C'est ainsi que dès 1809, Londres remporte un premier succès en concluant un traité d'amitié avec le roi d'Afghanistan Soudjah chah. Pas de chance. Quelques jours après, il est déposé par son frère Mahmoud et celui-ci est renversé en 1826 par un rival, Dost Mohamed, qui prend le titre d'émir. Sa dynastie va régner pendant un siècle sur le pays.
Quelques années plus tard, Londres dépêche une ambassade auprès du chah de Perse et cette ambassade conduite par le major Henry Rwalinson croise sur sa route une ambassade russe qui, elle, revient d'une visite à Dost Mohamed !
Ainsi va le « Grand Jeu ». Il débouche dans l'immédiat, en 1841, sur une tragique défaite de l'armée indo-britannique en Afghanistan face à la guerilla locale (il n'est pas encore question de talibans mais c'est tout comme).
Les Russes à la manœuvre
À la fin du règne de Nicolas Ier, en 1855, les steppes kazakhes ont été annexées à l’empire tsariste. La Russie entreprend de soumettre alors les trois khanats ouzbeks du sud : le khanat de Kokand et Tachkent, celui de Boukhara et Samarcande, enfin celui de Khiva.
Pour la Russie, leur annexion répond à une double nécessité. Priver les Kazakhs d’alliés potentiels au sud et dissuader les Anglais, maîtres du Cachemire depuis 1846, de faire main basse sur cette région.
Elle est menée à bien sous les ordres du général Constantin von Kaufmann, qui pénètre à Samarcande le 1er mai 1868. Tous ces territoires sont intégrés dans une nouvelle province impériale, le Turkestan, placée sous son autorité et dont la capitale est fixée à Tachkent.
L’empire russe et les Indes britanniques sont désormais séparés par deux États indépendants : l’Afghanistan, que les Anglais ont échoué à conquérir et dont ils souhaitent maintenir la neutralité, et le Turkménistan, dont les Russes vont engager la conquête, non sans mal.
Le tsar Alexandre II redoute que les difficultés russes au Turkménistan n’incitent les autres peuples d’Asie centrale à se révolter. Il enjoint le général Skobelev, héros de la conquête de Khiva, à préparer une nouvelle expédition.
En janvier 1881, les Russes s'empare au prix d'un gros effort de la forteresse de Gökdepe.
En 1884, devant faire face à une insurrection turkmène, ils annexent aussi l’oasis de Merv, afin de pacifier la région.
Mais Merv étant la clé de l’Afghanistan, cet acte ravive aussitôt l’hostilité de Londres...
La fin du « Grand Jeu »
Alors qu’une guerre entre les deux empires semble inéluctable, le nouveau tsar Alexandre III ordonne l’arrêt de l’expansion russe en Asie centrale. À l’été 1887, un traité est conclu établissant la frontière nord de l’Afghanistan.

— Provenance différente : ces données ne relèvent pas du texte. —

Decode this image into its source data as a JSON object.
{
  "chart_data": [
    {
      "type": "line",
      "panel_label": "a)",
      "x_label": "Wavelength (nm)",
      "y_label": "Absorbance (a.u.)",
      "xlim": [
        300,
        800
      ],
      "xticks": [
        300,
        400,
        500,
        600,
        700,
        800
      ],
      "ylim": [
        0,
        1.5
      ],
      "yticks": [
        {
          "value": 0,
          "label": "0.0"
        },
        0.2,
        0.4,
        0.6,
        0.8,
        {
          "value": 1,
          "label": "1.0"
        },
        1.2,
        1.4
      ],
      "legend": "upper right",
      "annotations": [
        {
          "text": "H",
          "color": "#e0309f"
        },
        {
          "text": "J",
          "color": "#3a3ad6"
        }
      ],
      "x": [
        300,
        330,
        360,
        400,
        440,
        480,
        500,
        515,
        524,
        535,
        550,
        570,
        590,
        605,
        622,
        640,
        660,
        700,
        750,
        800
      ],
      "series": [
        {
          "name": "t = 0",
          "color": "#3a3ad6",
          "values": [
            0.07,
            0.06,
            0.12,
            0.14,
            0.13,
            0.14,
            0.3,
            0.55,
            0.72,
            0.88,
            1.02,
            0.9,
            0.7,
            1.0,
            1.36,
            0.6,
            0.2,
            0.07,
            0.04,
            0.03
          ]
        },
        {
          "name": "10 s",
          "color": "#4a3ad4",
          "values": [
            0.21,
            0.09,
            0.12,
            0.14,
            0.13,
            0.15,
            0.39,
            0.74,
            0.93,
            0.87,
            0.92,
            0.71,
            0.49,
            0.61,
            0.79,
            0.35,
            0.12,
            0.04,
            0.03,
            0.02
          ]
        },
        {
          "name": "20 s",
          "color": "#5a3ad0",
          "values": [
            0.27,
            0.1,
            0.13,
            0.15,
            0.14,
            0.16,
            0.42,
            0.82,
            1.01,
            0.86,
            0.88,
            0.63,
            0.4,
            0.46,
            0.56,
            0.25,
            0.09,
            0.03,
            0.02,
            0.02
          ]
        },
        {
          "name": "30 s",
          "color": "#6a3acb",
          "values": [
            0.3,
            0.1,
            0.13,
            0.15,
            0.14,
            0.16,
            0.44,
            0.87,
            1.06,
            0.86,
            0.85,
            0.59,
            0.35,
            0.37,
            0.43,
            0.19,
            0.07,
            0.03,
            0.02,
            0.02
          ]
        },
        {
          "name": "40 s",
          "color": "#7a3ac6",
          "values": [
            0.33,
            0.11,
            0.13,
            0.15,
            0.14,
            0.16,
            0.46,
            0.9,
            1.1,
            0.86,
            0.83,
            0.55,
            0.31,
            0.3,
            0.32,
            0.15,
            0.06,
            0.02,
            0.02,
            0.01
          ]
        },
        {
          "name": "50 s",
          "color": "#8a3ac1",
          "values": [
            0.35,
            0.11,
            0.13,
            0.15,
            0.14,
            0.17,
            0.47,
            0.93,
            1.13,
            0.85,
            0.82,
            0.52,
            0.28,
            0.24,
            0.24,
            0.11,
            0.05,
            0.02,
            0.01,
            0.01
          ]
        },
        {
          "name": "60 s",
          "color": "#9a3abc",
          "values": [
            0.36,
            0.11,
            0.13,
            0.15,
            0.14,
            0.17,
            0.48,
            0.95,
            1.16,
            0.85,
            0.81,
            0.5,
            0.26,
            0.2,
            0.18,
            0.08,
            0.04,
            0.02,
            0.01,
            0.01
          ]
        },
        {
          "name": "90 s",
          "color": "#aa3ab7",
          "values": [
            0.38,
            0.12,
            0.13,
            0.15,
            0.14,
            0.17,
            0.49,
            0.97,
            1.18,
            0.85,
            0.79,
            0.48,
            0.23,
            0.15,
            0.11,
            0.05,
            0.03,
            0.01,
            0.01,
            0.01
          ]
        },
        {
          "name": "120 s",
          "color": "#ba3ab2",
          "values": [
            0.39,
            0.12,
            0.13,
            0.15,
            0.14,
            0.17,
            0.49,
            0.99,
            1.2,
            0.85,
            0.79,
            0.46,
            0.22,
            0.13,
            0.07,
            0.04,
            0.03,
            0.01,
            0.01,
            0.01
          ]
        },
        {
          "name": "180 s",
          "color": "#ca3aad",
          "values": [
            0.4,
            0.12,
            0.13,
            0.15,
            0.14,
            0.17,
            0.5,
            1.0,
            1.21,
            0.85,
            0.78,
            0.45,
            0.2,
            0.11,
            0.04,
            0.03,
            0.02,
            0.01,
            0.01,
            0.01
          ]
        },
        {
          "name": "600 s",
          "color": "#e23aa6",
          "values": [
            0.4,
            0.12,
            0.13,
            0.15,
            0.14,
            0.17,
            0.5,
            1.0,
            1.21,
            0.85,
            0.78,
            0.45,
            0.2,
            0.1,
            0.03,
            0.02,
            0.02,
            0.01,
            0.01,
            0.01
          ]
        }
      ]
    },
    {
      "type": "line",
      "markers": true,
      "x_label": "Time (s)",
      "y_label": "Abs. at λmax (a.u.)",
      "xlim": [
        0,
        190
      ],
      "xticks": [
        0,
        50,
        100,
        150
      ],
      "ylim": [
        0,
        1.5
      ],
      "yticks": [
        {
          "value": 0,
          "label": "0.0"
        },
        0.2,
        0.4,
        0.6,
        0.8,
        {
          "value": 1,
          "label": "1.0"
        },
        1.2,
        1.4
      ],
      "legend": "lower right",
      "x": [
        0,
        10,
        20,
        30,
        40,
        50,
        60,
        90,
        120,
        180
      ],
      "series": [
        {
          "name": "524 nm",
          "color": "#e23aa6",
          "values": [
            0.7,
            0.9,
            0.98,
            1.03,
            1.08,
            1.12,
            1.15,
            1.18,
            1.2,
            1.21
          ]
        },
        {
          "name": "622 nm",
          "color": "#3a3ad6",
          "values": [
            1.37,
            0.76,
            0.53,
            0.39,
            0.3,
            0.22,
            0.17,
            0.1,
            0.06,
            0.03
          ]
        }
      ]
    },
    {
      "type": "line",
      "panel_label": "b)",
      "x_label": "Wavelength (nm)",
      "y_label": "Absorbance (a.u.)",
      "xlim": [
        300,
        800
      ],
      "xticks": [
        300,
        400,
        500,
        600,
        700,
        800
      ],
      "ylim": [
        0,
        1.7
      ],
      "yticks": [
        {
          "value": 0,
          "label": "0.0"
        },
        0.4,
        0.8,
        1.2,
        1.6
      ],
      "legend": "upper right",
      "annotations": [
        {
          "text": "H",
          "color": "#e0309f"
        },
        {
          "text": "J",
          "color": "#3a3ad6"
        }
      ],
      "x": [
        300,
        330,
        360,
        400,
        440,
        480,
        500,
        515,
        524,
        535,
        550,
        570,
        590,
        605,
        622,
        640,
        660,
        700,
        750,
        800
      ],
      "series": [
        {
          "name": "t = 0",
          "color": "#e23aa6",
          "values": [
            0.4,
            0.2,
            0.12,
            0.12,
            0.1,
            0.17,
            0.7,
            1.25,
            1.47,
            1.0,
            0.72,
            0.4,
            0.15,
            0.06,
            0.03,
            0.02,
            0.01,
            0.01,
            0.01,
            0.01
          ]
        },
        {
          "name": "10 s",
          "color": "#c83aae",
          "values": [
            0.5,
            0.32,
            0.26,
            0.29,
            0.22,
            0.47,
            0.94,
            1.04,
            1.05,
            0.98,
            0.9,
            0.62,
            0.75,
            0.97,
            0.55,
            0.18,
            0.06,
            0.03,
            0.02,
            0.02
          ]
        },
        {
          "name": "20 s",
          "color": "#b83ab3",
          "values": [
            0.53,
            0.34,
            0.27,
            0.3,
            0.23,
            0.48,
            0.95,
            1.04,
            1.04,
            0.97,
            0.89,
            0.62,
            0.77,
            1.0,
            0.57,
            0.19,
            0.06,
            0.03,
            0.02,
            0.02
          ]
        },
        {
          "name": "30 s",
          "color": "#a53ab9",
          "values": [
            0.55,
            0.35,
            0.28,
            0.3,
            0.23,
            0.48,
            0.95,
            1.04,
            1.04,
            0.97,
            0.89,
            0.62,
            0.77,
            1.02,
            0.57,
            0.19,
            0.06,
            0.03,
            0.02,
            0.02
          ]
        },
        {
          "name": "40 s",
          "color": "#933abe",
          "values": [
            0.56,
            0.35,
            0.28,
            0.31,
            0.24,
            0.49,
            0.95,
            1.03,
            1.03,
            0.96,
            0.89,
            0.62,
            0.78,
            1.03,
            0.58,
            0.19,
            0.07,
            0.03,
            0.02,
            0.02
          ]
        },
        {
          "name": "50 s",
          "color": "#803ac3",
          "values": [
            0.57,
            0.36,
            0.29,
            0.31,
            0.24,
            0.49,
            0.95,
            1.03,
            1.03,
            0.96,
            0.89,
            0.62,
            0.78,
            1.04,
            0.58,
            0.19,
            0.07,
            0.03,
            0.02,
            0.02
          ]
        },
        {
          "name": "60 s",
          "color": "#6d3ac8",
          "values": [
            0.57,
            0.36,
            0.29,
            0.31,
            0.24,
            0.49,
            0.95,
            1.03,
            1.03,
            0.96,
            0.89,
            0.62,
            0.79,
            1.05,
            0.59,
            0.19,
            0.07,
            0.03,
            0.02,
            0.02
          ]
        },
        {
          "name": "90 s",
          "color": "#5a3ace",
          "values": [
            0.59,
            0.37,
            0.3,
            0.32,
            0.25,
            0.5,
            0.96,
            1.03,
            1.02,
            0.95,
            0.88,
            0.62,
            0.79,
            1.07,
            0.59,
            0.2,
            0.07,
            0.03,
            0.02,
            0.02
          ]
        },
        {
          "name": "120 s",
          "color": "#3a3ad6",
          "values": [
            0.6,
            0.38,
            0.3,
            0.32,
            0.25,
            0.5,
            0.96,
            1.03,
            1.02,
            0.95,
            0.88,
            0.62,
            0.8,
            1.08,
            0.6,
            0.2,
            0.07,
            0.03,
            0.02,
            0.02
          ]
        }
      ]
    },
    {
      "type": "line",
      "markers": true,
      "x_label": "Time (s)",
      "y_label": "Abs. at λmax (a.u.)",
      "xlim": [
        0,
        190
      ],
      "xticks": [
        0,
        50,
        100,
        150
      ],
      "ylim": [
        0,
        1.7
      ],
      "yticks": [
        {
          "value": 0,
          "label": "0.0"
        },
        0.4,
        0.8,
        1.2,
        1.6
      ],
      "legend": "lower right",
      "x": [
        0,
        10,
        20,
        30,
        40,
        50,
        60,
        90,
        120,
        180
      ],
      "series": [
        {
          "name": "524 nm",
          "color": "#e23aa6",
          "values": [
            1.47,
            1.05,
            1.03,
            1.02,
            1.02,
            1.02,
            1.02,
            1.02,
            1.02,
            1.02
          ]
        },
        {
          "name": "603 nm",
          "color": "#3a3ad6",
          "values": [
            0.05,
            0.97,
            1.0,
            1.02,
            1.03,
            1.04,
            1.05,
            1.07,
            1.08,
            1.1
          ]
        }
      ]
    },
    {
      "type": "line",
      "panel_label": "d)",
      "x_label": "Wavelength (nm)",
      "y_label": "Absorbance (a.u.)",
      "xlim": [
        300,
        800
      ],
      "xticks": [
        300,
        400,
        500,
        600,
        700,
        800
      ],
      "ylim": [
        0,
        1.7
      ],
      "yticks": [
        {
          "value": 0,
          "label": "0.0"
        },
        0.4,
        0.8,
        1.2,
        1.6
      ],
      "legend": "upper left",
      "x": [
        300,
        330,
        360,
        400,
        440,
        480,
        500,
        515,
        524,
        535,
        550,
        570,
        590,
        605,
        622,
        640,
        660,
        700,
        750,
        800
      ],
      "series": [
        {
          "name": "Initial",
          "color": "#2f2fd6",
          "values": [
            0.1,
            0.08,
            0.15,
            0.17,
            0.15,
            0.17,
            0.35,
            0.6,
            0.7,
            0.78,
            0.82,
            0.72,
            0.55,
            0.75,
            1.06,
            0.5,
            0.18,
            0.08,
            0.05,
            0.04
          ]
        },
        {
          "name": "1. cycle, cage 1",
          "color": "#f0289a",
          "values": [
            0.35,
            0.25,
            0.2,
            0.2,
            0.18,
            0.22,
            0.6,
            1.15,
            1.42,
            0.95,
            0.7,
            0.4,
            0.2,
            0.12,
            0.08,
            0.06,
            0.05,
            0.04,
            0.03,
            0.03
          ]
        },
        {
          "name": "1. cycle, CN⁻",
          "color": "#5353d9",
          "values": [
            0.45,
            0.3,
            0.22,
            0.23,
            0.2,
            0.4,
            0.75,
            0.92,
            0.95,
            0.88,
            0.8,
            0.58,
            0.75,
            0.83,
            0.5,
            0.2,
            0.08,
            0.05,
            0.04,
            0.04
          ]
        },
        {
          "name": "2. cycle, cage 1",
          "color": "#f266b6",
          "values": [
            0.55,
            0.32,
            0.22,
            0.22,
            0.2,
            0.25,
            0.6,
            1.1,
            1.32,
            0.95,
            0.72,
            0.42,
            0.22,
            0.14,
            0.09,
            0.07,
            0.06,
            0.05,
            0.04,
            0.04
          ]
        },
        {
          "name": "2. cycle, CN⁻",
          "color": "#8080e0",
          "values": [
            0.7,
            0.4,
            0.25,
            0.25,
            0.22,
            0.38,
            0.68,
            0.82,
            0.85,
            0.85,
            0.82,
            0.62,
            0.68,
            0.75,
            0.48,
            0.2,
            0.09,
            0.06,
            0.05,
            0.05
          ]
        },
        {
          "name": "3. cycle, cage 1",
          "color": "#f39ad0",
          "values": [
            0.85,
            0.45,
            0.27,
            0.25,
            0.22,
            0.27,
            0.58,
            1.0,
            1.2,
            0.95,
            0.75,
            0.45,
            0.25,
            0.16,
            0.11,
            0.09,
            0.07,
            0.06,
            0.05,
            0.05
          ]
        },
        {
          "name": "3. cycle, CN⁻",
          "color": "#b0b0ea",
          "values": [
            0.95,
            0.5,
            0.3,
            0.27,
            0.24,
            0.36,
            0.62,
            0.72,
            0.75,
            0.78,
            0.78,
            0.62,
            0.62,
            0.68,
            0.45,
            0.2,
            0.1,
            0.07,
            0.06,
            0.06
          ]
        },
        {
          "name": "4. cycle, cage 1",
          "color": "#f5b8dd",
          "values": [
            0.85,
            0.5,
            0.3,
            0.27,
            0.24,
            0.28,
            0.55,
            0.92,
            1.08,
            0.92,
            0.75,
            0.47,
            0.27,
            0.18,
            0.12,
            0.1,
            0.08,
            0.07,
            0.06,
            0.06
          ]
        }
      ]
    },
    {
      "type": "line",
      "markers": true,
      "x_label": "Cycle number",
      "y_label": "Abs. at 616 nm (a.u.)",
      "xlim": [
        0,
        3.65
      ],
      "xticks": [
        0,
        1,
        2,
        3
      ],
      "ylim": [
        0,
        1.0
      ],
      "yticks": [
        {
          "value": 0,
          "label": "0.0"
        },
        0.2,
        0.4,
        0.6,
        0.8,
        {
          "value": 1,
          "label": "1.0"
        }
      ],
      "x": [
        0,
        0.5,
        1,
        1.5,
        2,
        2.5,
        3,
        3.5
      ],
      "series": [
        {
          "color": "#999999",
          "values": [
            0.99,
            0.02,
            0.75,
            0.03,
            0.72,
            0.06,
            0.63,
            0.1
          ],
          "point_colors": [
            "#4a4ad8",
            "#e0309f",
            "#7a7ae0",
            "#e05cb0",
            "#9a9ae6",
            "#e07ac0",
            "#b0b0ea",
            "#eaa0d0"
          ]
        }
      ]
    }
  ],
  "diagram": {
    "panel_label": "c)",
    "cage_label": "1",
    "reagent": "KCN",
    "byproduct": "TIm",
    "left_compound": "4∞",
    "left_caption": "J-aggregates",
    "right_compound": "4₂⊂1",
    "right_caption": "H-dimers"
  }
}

Enfin, le 31 août 1907, la Russie et le Royaume Uni signent à Saint-Pétersbourg une convention définissant leurs sphères d’influence respectives. Les Russes reconnaissent l'Afghanistan comme un semi protectorat britannique. L'Angleterre renonce à ses vues sur le Tibet. Par ailleurs, la Perse (plus tard appelée Iran) est divisée en trois zones : le nord sous influence russe, le sud (et ses champs pétroliers) sous influence anglaise, le centre neutre.